Parimo,- Pertambangan Tanpa Izin (PETI) dinilai menjadi salah satu faktor biang kerok dari kerusakan lingkungan yang terjadi di Kabupaten Parigi Moutong (Parimo), Sulawesi Tengah (Sulteng), utamanya kerusakan banyak terjadi di wilayah sekitar areal PETI.

Fakta tersebut diungkapkan oleh Ketua Komnas HAM Perwakilan Sulawesi Tengah (Sulteng), Dedi Askary melalui pers rilis kepada redaksi kailipost.com, Kamis (28/01/2021) malam. Menurutnya, laju kerusakan hutan dan lahan serta pencemaran air dan udara saat ini sudah diluar ambang batas kewajaran.

“Semua itu adalah bentuk pelanggaran Hukum dan itu adalah Tindak Pidana. Baik dari pendekatan sebagaimana yang diatur dalam berbagai Instrumen Hukum tentang pengelolaan SDA sektor Pertambangan. Demikian pula dari pendekatan sebagaimana yang diatur dalam berbagai instrumen Hukum tentang Lingkungan dan Kehutanan,” terang Dedi.

Ia mengungkapkan, membabat hutan tanpa izin apalagi di areal yang dilarang oleh Undang-Undang (UU) itu tindak pidana. Demikian pula pencemaran air maupun udara di kawasan-kawasan PETI khususnya di Parimo.

“Daerah aliran sungainya sudah tidak lagi bisa melaksanakan fungsi ekologisnya, karena airnya sudah keruh dan beracun yang disebabkan penggunaan bahan beracun dan berbahaya,” ujar Ketua Komnas HAM Sulteng.
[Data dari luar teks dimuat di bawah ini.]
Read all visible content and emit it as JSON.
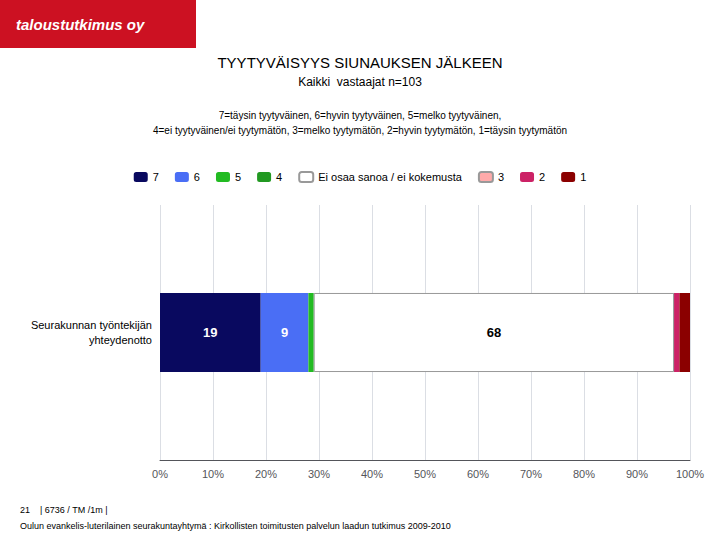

Oleh karena itu, pihaknya juga mendesak agar aparat Kepolisian khususnya Polres Parimo bisa melakukan penertiban PETI secara merata dan tidak tebang pilih.

Sebelumnya, Komnas HAM Sulteng juga menyorot tentang penertiban PETI di Desa Sejoli, Kecamatan Moutong pada Kamis (28/01/2021). Meski lokasinya begitu jauh seketika Kepolisian bisa menertibkan sedangkan PETI yang berada di ujung hidung dibiarkan terus melakukan eksploitasi.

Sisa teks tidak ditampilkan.